Nel nostro Paese, probabilmente a causa di un perverso modo di pensare nato ai tempi di Mani Pulite, si è persa una politica urbana, una strategia nazionale per le città.

Avviare un dibattito in questa direzione che produca non slogan ma linee guida, può essere un fattore strategico per le Marche. Proprio in questi giorni, su queste colonne, si sta approfondendo il tema della denatalità che abbinato a un numero abnorme di Comuni produce un risultato che rischia di vanificare gli ingenti investimenti che stanno piovendo sul territorio. Nei primi dieci mesi dell’anno passato la popolazione residente nelle Marche è scesa a 1.482.604 di abitanti suddivisi in 225 Comuni.
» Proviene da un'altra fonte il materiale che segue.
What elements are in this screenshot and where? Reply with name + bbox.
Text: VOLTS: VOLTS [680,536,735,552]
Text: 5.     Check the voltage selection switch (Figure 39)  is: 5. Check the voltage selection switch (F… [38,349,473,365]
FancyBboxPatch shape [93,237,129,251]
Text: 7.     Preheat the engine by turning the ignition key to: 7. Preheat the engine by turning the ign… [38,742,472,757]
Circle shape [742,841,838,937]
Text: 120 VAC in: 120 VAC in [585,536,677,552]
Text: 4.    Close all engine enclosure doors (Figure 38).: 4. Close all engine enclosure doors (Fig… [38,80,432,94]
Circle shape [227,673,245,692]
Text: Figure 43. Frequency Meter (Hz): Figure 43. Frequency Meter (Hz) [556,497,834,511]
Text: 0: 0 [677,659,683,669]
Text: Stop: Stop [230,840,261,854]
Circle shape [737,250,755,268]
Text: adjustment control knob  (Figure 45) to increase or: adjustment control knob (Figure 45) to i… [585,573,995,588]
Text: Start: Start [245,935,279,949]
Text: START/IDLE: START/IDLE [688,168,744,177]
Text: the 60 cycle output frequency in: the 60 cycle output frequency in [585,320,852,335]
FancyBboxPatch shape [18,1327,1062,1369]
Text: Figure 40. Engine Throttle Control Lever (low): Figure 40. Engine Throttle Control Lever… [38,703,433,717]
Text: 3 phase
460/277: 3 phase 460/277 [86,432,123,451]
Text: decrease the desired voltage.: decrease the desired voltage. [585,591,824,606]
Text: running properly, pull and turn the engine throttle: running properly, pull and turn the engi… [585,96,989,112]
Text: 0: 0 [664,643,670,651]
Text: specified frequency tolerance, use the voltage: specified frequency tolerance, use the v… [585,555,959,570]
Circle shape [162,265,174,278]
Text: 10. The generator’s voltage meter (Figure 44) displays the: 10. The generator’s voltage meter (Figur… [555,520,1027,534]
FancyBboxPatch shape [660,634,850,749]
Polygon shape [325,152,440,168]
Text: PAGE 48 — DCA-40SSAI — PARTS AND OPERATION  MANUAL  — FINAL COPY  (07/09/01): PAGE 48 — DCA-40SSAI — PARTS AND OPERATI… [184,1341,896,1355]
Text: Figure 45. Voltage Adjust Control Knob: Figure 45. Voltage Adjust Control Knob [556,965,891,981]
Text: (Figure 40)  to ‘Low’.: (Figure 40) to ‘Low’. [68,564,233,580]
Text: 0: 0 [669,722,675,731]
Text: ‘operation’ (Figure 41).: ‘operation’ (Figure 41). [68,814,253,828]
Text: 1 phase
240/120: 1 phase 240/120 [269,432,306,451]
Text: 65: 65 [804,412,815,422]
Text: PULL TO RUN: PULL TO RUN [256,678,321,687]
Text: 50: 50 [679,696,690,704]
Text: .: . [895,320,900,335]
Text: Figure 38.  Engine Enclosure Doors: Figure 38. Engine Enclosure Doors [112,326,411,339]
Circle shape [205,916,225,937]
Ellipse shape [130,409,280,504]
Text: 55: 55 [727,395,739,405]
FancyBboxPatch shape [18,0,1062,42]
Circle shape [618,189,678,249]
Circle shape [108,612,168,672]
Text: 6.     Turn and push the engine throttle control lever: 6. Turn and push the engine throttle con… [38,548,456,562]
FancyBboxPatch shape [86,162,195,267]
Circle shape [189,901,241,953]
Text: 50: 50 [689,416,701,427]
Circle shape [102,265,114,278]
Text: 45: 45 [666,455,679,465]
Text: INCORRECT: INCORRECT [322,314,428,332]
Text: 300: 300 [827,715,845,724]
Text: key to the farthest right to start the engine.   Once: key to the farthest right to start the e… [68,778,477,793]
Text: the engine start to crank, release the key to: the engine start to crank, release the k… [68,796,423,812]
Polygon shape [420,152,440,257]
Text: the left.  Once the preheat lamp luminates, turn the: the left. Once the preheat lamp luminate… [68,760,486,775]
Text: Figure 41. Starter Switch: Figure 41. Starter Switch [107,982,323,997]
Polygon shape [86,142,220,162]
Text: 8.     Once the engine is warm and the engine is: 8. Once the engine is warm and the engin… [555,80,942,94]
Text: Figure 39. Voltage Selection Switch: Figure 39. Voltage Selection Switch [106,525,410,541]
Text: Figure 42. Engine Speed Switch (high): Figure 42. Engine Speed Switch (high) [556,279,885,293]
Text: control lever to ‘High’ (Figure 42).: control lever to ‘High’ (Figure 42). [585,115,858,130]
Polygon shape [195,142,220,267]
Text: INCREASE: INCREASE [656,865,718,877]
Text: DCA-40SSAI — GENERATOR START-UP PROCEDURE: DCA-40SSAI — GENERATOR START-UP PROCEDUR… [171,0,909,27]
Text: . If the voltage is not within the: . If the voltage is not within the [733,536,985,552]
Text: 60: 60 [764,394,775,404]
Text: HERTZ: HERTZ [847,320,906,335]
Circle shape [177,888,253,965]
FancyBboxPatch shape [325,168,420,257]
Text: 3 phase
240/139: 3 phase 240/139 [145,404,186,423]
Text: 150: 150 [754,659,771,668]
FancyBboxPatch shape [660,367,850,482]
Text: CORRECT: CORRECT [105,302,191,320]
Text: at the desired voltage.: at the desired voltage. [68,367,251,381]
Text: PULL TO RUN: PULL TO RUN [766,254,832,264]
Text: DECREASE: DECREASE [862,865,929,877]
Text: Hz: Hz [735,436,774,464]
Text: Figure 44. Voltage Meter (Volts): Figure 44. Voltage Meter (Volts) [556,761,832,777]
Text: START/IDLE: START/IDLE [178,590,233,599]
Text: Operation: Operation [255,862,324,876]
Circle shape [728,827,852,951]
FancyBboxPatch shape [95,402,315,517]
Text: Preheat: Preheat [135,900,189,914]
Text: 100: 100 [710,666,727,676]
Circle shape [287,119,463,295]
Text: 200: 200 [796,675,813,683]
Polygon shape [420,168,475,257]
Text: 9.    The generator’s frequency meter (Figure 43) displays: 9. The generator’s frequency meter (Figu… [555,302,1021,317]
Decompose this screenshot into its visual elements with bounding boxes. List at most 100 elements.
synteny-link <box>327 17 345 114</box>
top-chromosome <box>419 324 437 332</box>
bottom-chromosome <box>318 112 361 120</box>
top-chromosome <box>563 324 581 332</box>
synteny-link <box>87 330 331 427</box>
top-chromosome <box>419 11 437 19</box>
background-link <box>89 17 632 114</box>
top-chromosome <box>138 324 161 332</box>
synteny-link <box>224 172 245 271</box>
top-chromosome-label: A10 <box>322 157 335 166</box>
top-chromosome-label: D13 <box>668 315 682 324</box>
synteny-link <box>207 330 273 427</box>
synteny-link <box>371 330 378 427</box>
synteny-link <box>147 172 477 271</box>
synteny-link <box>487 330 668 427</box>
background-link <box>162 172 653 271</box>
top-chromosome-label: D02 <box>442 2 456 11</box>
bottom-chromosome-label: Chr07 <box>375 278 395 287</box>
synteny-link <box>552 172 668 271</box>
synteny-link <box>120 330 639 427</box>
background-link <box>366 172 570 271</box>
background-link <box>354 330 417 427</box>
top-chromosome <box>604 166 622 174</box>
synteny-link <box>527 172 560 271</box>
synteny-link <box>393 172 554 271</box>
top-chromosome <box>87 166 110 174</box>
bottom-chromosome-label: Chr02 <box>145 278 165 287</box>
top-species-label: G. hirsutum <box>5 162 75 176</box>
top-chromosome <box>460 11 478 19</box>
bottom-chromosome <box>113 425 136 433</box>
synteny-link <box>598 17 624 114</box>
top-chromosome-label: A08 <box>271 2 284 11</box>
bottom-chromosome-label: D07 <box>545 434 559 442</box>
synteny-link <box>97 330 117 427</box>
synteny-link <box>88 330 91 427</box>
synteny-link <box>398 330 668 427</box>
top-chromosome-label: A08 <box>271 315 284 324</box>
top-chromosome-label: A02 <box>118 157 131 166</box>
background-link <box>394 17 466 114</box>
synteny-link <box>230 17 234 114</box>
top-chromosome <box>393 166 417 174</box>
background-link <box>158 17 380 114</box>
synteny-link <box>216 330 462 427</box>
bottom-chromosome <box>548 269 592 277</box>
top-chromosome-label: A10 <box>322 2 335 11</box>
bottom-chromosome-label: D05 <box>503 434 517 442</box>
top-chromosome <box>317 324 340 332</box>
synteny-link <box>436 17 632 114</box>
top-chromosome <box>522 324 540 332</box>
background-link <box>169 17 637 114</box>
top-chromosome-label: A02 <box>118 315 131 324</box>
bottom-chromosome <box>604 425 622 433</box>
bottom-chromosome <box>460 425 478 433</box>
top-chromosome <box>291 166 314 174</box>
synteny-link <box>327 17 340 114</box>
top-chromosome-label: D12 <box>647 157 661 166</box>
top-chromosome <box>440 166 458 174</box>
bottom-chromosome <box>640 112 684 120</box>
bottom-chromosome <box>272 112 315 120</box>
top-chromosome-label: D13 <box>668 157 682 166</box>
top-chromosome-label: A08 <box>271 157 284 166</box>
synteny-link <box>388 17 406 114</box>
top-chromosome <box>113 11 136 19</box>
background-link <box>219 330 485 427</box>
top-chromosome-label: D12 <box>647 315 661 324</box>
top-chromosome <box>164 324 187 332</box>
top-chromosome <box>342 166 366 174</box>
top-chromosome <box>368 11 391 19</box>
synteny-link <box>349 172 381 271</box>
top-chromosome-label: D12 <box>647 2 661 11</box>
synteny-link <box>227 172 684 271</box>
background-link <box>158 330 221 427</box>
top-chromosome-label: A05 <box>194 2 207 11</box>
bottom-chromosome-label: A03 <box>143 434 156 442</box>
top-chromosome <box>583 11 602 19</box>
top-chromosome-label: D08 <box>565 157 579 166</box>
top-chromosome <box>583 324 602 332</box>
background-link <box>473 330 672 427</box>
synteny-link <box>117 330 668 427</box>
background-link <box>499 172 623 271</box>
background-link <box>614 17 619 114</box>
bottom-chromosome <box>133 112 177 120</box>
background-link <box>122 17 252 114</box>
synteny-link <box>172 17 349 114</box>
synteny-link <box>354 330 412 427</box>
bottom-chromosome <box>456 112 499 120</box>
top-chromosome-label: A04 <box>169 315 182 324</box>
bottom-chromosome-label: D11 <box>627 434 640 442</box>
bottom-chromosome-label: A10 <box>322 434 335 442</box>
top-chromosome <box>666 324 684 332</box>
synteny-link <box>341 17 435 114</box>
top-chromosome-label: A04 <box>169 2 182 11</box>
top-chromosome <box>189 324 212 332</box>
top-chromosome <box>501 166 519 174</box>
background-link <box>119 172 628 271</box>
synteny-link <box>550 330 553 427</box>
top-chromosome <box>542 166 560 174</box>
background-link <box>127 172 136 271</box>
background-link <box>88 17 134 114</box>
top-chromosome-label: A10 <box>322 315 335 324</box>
Quale politica e a quali costi può dare risultati con questa scala di grandezze? La revisione dei confini amministrativi diventa dunque un passo ineludibile che dalla carta - l’ultima previsione normativa è del 2014 e risale al ministro Delrio - deve arrivare a terra, come si dice ora, con la creazione di sistemi transcomunali. Le Marche, proprio per le loro particolarità, potrebbero essere un territorio ideale di sperimentazione. Comuni più grandi esistono già di fatto e pagano con la invivibilità il fatto di essere frammentati: Pesaro e Fano; l’hinterland di Ancona; Civitanova, Porto Sant’Elpidio e la bassa valle del Chienti; la campagna urbana del Fermano.

Particolare attenzione va rivolta alla montagna che merita una tutela speciale che eviti la concorrenza sleale e spietata degli altri territori. Una mappa del genere andrebbe costruita con grande attenzione e con evidente concertazione per evitare che la sovrapposizione di competenze possa generare altra confusione. Certo, servono domande da parte dei cittadini che non siano sempre le stesse: parcheggiare sotto casa, avere strade di collegamento tra paesi a quattro corsie, pensare che divertirsi sia urlare e vomitare nei vicoli dei centri storici e così via ma serve anche una classe dirigente che smetta i panni dell’appartenenza e si assuma la responsabilità di voler dare un futuro alle nostre città.